MCP, Model Context Protocol, is a way to connect an AI agent to external tools and data sources with clearer boundaries. A system proxy is the organization's route for network traffic, for example PAC/WPAD or a managed proxy. Both sound dry. They decide whether Codex works in a real Nordic office, school, or developer environment.
Source: GitHub release 0.143.0, PR #30297 remote plugins default, PR #31335 Responses API via system proxy, PR #29486 MCP tool search
Why it matters for Nordic teams
This is an integration release. If Codex is going to be more than a lonely terminal tab, the team needs simple answers: which plugins exist, where they come from, which version is running, how traffic leaves the machine, and who approves tool calls?
Remote plugins being on by default makes Codex more useful, but also more dependent on a working plugin routine. OpenAI's plugin documentation says the directory can be opened in the app or with /plugins in Codex CLI, that marketplace tabs switch sources, and that existing approval settings still apply after installation.
The system proxy part is just as practical. PR #31335 explicitly says the migration covers the two HTTP endpoints for /responses and /responses/compact; WebSockets, model discovery, memories, realtime, and file uploads are outside this change. That boundary belongs in your own runbook so nobody assumes all Codex traffic automatically follows the same path.
Source: OpenAI Codex plugins documentation, PR #29913 remote-control pair, PR #31335 Responses API via system proxy
Short example: use the new Codex feature
Human step first: check 0.143.0 in a test workspace and decide which plugins, MCP servers, and remote connections are in scope. Do not let the agent install packages, pair devices, or change configuration in the prompt below.
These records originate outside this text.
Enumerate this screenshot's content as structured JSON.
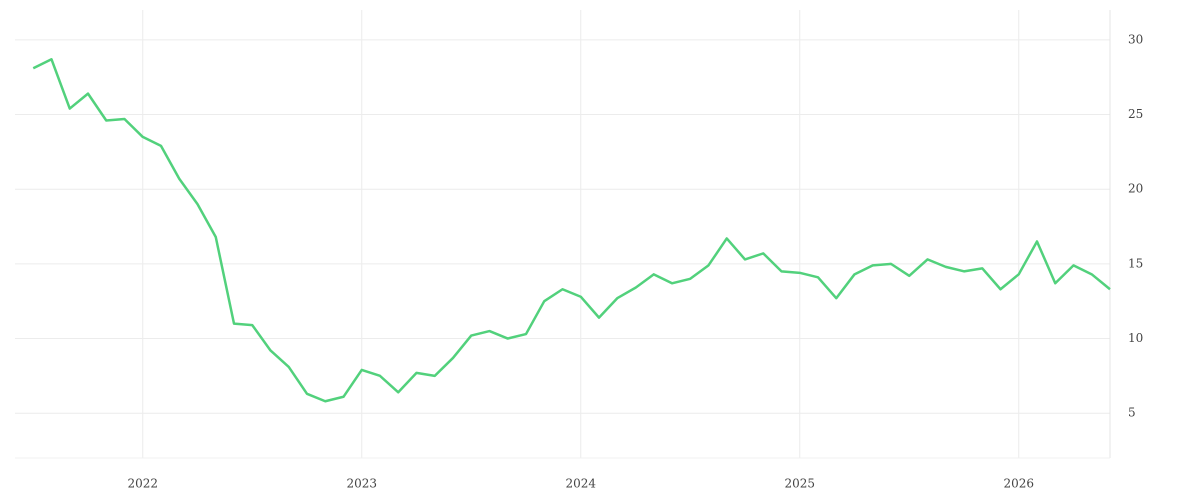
{
  "chart_data": {
    "type": "line",
    "categories": [
      null,
      null,
      null,
      null,
      null,
      null,
      "2022",
      null,
      null,
      null,
      null,
      null,
      null,
      null,
      null,
      null,
      null,
      null,
      "2023",
      null,
      null,
      null,
      null,
      null,
      null,
      null,
      null,
      null,
      null,
      null,
      "2024",
      null,
      null,
      null,
      null,
      null,
      null,
      null,
      null,
      null,
      null,
      null,
      "2025",
      null,
      null,
      null,
      null,
      null,
      null,
      null,
      null,
      null,
      null,
      null,
      "2026",
      null,
      null,
      null,
      null,
      null
    ],
    "values": [
      28.1,
      28.7,
      25.4,
      26.4,
      24.6,
      24.7,
      23.5,
      22.9,
      20.7,
      19.0,
      16.8,
      11.0,
      10.9,
      9.2,
      8.1,
      6.3,
      5.8,
      6.1,
      7.9,
      7.5,
      6.4,
      7.7,
      7.5,
      8.7,
      10.2,
      10.5,
      10.0,
      10.3,
      12.5,
      13.3,
      12.8,
      11.4,
      12.7,
      13.4,
      14.3,
      13.7,
      14.0,
      14.9,
      16.7,
      15.3,
      15.7,
      14.5,
      14.4,
      14.1,
      12.7,
      14.3,
      14.9,
      15.0,
      14.2,
      15.3,
      14.8,
      14.5,
      14.7,
      13.3,
      14.3,
      16.5,
      13.7,
      14.9,
      14.3,
      13.3
    ],
    "color": "#52d17c",
    "ylim": [
      2,
      32
    ],
    "yticks": [
      5,
      10,
      15,
      20,
      25,
      30
    ],
    "grid": true
  }
}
Inspect this Codex workspace for a 0.143.0 rollout. Do not edit files, install packages, pair devices, or change configuration. Return one short readiness receipt with: visible Codex version/channel, plugin sources and versions if visible, MCP servers and approval boundaries, proxy assumptions for Responses traffic, remote-control pairing runbook status, and one human decision before team rollout.
Good output should:
- separate stable
0.143.0from alpha0.144.0-alpha.4; - show which plugin and MCP assumptions were actually visible;
- mention the proxy boundary without claiming all traffic is covered;
- end with a human decision, for example whether plugins should be enabled for more repo owners.
What should you test now?
I would start with one workspace where Codex is already in use. Check the version, plugin list, MCP servers, proxy constraints, and remote pairing. Save the result as a short run receipt. If something is missing, fix the routine before you give Codex more repos, more plugins, or more network access.
That is where Tool Forge fits: not as a brake, but as the way to make Codex genuinely useful. Set scoped tokens, environment variables or a secret manager, clear approval gates, redaction for sensitive output, and a run log someone on the team actually reviews.
FAQ
Is OpenAI Codex 0.143.0 a stable release?
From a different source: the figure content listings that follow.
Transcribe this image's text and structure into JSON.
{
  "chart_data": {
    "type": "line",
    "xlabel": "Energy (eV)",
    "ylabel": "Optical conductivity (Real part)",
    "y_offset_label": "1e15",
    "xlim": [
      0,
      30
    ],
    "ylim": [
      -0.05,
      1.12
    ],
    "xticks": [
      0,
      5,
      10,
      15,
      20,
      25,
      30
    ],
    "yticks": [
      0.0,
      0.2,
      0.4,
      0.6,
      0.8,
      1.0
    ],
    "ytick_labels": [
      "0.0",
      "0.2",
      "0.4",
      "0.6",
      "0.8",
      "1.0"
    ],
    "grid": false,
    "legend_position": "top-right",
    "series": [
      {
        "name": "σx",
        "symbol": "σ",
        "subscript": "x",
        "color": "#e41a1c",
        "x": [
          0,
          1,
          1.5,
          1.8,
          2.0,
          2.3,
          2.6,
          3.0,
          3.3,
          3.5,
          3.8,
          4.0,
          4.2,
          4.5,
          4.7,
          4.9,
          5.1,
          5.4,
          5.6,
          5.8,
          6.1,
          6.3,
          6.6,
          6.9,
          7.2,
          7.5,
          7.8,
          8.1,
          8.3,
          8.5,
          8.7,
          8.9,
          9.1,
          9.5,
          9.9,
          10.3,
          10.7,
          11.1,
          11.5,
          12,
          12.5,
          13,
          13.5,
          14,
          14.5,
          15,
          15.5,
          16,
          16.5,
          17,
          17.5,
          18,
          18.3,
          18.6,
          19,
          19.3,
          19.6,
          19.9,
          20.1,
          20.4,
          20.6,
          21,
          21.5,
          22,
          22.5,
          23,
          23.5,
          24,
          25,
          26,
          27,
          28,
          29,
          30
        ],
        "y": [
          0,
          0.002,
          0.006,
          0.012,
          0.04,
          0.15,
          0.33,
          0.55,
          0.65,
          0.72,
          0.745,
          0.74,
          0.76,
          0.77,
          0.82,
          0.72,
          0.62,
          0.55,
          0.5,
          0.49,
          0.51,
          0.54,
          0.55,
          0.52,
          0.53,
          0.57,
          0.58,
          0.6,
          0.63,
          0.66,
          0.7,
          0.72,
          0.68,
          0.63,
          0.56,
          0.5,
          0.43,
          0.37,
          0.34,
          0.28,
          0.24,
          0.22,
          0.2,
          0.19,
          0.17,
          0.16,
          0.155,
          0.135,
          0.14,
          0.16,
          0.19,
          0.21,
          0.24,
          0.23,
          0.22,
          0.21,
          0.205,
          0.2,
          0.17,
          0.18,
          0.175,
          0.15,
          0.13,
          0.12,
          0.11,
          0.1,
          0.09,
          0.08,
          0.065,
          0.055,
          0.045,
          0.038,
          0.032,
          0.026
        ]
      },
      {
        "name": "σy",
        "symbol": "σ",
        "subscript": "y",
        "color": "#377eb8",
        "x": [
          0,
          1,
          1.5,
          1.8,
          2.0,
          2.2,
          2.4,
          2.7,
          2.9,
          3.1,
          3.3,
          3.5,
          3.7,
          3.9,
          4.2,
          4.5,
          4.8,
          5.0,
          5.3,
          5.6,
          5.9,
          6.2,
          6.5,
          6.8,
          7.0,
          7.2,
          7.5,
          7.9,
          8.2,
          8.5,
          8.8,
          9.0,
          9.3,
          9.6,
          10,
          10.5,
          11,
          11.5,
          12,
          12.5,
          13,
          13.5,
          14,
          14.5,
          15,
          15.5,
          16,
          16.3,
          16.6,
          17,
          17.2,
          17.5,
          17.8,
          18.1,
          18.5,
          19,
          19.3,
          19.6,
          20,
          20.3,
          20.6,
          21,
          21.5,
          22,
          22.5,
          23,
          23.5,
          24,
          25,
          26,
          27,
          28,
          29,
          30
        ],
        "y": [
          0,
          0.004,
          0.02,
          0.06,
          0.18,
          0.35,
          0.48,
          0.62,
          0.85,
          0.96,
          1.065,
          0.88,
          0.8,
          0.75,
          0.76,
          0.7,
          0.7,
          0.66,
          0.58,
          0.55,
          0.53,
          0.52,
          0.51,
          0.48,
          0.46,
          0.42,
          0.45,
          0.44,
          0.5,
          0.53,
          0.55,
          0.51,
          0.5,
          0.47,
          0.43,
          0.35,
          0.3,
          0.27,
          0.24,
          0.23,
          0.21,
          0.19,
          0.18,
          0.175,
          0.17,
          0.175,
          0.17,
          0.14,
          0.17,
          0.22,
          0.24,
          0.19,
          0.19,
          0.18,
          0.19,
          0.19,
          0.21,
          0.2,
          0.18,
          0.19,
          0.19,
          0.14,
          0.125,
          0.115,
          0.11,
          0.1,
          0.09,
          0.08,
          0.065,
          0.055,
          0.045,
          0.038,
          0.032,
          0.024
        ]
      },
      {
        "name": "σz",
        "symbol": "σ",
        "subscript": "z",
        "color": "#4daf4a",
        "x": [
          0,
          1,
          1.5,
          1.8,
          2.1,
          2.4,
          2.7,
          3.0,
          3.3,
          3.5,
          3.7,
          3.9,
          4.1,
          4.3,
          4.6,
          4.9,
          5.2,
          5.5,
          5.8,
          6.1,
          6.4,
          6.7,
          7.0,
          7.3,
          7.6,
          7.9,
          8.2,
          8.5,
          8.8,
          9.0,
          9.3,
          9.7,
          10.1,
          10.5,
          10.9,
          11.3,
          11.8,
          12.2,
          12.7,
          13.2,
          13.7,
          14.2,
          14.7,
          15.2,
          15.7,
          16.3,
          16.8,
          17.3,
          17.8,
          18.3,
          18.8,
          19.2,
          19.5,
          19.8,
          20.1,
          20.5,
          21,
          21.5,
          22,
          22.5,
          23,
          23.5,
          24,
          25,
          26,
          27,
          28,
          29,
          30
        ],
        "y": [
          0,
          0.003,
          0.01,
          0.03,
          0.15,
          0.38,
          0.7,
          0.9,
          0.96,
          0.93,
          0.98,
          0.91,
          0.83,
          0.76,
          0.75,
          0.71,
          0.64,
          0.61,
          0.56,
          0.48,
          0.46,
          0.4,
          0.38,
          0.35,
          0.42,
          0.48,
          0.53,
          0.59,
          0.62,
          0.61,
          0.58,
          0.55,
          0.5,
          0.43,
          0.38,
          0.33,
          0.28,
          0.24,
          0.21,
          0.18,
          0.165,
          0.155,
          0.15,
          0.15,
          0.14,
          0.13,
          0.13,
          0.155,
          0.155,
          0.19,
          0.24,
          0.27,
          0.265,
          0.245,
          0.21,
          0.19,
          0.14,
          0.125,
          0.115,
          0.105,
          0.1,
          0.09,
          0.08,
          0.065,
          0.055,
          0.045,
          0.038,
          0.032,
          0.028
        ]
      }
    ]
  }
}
Yes. GitHub marks rust-v0.143.0 as a regular release, and the npm registry shows @openai/codex with latest: 0.143.0. The alpha track has separately moved to 0.144.0-alpha.4.
What is the main practical change in Codex 0.143.0?
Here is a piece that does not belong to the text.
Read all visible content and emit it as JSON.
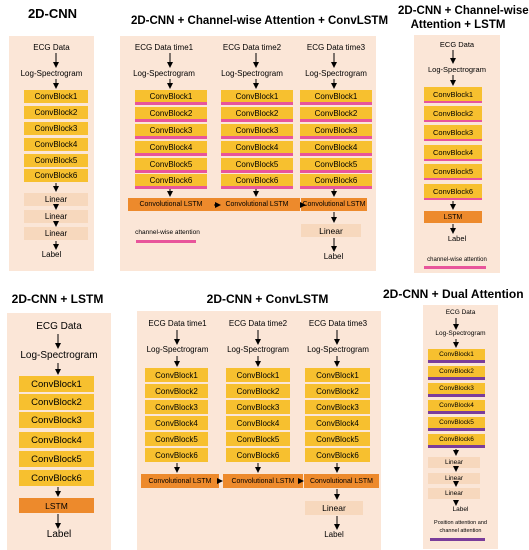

For teams, the package matters more than one feature: remote plugins are on by default, MCP tools use tool search when supported, system proxy routing covers more Responses traffic, and remote-control pair gives daemon users a clearer pairing path.
Does the system proxy change cover all Codex traffic?
No. PR #31335 says the change covers /responses and /responses/compact. WebSockets, model discovery, memories, realtime, and file uploads are outside that migration.